CISH uses only one probe per slide and therefore a control for polysomy cannot be simultaneously visualized, as it can in FISH. Some authors advocate the use of a centromeric probe on a parallel tissue section to better define the level of polysomy, particularly in borderline cases.15 In our study, scoring based only on the EGFR signal number allows for good discrimination between low and high polysomy cases and between high polysomy and gene-amplified cases, which in most cases is easily detected as a tight cluster of signals, reflecting tandem replication at the EGFR gene locus (P<0.0001 and P=0.0003, respectively, Figure 3b and c). In the borderline cases, particularly those that appear to have between 4 and 5 signals per tumor nucleus, the parallel examination of centromeric signal may be advised, although this approach has not yet been validated. Alternatively, subsequent FISH analysis of borderline cases may be warranted.

Significant discrepancies between CISH and FISH scores were relatively rare (in 6.5% of cases). In some cases, higher scores by CISH could be attributed to overlapping nuclei leading to an overestimation of signal number per cell. In two cases, the higher scores by CISH may have been due to technical problems on FISH (loss of tissue, failure to detect signals in both tumor components of adenosquamous carcinomas). Lower scores by CISH were seen in two cases with FISH scores that were borderline between low and high polysomy.

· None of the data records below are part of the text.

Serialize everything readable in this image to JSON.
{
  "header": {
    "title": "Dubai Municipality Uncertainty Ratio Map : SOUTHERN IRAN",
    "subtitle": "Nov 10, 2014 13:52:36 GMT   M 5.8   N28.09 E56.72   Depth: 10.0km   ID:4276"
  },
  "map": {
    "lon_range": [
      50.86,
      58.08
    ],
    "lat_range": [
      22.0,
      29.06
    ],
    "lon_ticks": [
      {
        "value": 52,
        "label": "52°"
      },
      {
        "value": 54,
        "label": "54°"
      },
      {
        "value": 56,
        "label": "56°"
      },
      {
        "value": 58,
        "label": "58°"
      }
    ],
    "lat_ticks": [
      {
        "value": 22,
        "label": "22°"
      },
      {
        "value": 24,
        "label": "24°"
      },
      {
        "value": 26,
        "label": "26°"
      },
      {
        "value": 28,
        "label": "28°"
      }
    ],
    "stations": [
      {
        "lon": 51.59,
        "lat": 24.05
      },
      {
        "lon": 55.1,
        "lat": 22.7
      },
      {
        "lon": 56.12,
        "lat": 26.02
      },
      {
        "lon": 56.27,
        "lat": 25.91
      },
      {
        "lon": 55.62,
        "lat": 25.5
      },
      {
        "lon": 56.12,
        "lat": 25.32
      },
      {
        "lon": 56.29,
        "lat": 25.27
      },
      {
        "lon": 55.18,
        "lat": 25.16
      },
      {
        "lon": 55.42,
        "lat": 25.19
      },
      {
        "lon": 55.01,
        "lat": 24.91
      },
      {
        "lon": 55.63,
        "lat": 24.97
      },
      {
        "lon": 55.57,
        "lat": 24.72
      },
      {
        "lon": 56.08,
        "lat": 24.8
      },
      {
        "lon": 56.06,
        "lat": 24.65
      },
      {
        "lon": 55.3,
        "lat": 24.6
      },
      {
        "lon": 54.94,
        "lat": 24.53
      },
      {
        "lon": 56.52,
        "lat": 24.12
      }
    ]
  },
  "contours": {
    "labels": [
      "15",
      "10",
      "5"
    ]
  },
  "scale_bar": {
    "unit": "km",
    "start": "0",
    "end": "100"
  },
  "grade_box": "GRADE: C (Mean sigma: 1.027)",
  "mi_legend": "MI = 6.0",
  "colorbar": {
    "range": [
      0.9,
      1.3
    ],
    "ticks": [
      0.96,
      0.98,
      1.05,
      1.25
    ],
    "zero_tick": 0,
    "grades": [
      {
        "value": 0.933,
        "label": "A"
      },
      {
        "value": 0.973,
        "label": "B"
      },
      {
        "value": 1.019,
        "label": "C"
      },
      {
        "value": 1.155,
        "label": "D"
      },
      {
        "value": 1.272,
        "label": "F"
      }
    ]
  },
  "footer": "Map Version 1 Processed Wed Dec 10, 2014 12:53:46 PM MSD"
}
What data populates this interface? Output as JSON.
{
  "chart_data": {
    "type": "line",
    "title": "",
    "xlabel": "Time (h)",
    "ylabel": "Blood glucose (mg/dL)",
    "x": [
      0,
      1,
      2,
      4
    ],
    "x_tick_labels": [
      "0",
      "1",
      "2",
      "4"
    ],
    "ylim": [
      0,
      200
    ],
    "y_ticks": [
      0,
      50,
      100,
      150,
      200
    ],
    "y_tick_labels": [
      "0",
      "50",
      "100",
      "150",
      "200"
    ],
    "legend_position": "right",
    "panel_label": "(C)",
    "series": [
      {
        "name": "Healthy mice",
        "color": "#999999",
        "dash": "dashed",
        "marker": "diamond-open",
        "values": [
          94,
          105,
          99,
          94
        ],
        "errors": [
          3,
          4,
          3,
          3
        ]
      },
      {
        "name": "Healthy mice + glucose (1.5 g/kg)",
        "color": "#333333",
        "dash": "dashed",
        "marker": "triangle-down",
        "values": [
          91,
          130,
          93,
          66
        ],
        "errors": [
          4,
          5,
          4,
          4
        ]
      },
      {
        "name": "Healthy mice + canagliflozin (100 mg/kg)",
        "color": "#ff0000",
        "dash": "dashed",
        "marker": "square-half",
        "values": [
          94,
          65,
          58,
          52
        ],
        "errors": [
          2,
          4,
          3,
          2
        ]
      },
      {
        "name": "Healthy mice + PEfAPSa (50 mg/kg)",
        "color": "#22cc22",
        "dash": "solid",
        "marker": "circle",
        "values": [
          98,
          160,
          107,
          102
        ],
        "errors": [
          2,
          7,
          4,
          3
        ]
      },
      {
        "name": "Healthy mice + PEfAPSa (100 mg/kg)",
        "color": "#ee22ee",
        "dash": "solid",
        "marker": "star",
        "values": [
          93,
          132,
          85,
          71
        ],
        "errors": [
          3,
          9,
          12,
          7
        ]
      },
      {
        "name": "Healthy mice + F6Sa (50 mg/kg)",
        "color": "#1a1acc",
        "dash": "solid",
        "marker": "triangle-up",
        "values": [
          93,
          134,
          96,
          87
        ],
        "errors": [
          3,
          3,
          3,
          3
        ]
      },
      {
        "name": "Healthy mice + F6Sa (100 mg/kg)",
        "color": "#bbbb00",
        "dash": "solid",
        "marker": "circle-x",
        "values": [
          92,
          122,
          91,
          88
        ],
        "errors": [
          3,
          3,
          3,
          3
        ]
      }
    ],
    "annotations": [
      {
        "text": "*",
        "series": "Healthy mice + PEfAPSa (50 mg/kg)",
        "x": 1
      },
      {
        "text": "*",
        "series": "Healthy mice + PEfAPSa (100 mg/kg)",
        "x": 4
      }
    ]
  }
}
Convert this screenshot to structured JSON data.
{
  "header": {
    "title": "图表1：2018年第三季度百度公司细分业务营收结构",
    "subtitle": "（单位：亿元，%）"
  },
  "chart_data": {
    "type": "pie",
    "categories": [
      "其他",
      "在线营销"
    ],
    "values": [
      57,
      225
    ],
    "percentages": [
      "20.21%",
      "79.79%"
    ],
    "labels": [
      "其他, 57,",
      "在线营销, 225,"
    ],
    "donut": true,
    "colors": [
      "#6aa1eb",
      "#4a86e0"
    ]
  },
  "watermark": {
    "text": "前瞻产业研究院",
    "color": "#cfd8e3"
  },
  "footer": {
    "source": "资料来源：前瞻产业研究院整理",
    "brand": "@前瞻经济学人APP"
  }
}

In this subset of nonsmall cell lung carcinoma, gene amplification was detected in adenocarcinomas, adenocarcinomas with bronchioloalveolar features, squamous cell carcinomas, and in adenosquamous carcinomas. Published reports detected nonsmall cell lung carcinoma with high polysomy or gene amplification by FISH in 30% of patients with advanced bronchioloalveolar carcinomas or adenocarcinomas with bronchioloalveolar features in a US study of a heterogeneous Western population that included smokers,21 in which activation of the KRAS pathway may play a significant role in tumorigenesis.24 In our study set, high polysomy or gene amplification were seen in 50% of interpretable cases overall and in 55% of cases, including adenocarcinomas, adenocarcinomas with bronchioloalveolar features, and bronchioloalveolar carcinomas, high percentages that likely reflect the fact that lung cancers in the selected population (Asian, female, nonsmokers) are more likely to be driven by EGFR hyperactivation.25

The technical ease and utility of CISH for detection of EGFR gene amplification in patients with nonsmall cell lung carcinoma suggests that this assay could serve an important role in identifying patients with a high number of EGFR copies for assignment to individualized therapeutic regimens. This assay can be rapidly performed in standard clinical immunohistochemistry laboratories and interpreted by the pathologist under light microscopy. However, EGFR gene copy number analysis should be performed in conjunction with EGFR mutation analysis for selection of EGFR-targeted therapies in patients with lung cancer. As the understanding of mechanisms and importance of EGFR hyperactivation in nonsmall cell lung carcinoma evolves, it will be important to determine the level of polysomy that predicts tumor progression and/or response to tyrosine kinase inhibitors. Our study shows that nonsmall cell lung carcinoma with at least five EGFR gene signals in tumor cell nuclei by CISH have high polysomy or gene amplification by FISH. Based on our findings, additional studies are warranted to determine whether a classification algorithm that includes EGFR copy number by CISH, in addition to EGFR mutation analysis, can contribute to stratification of patients with nonsmall cell lung carcinoma for clinical trials and identify a subset that should be treated with tyrosine kinase inhibitors.